Christine de Pisan naquit à Venise en 1363. Son père, Thomas de Pisan, astrologue renommé, fut appelé en 1368 à la cour de Charles V, qui le nomma un de ses conseillers et son astrologue en titre. Christine fut élevée en France et ne quitta plus sa nouvelle patrie. Elle épousa Étienne Castel, dont elle eut plusieurs enfants. Après la mort de son mari, étant oubliée de la cour de Charles VI, qui avait fait mourir son vieux père de chagrin, elle se vit engagée dans des procès ruineux ; mais le malheur, loin d’abattre Christine, redoubla son courage et lui révéla son talent. Elle parvint à sauver quelques débris de sa fortune et se dévoua aux travaux littéraires pour assurer le sort de sa famille. Historien et poète, Christine de Pisan fut aussi moraliste, publiciste et philosophe. Il ne lui manqua véritablement que le rôle d’orateur que son sexe, dont elle eut d’ailleurs toutes les vertus, ne lui permettait pas de remplir.

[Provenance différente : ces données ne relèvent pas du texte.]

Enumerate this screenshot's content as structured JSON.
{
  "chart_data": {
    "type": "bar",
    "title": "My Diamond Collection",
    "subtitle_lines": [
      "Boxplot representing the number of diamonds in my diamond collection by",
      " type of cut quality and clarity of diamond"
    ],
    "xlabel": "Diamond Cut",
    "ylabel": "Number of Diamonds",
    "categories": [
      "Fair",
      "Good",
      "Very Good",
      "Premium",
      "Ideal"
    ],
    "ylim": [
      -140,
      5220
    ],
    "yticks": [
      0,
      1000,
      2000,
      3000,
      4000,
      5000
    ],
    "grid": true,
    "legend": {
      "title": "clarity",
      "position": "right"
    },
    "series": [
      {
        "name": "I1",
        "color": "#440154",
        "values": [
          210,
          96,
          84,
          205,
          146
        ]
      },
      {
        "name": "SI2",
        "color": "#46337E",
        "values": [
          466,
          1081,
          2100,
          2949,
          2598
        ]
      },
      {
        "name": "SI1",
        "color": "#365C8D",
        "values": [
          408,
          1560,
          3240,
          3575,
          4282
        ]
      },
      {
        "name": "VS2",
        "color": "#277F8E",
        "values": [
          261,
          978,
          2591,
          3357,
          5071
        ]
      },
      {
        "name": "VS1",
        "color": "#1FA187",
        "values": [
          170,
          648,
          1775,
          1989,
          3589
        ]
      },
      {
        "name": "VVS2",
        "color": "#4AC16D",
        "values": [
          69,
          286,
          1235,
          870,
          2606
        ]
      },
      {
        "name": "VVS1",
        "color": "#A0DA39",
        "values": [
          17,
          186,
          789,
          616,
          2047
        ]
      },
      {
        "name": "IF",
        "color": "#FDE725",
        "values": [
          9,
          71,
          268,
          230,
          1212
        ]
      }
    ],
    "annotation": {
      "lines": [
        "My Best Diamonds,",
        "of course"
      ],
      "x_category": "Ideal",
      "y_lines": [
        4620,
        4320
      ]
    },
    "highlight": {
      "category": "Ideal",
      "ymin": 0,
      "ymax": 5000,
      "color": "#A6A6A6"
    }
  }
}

On ne connaît point l’époque précise de la mort de cette femme célèbre. On sait seulement que vers la fin de ses jours elle se retira dans une abbaye. Ses principaux ouvrages en vers sont : Roman d’Othea et d’Hector ou les Cent histoires de Troye, le Dit de la Pastoure, le Duc des vrais amants, le Début des deux amants, le Dit de Poissy, le Livre des Trois jugements, la Pucelle d’Orléans, poèmes, et la Prière à Notre-Dame, chant en dix-huit strophes ou douzains. Quant à ses œuvres en prose, elles sont trop nombreuses pour pouvoir être citées ici.


COMPLAINTE
SUR
LA MORT DE JEAN-SANS-PEUR,
PREMIER DUC DE BOURGOGNE, ONCLE DE CHARLES VII.


Plourez, Françoys, tous d’un commun vouloir :
Grans et petis, plourez ceste grant perte !
Plourez, bon roy, bien vous devez douloir ;
Plourer devez vostre grevance apperte !
Plourez la mort de cil qui, par desserte,
Amer deviez et par droit de lignaige,
Vostre loyal noble oncle, le très saige,
Des Bourguignons prince et duc excellent ;
Car je vous dy qu’en mainte grant besongne
Encor direz trestuit à cuer dollent :
« Affaire eussions du bon duc de Bourgongne. »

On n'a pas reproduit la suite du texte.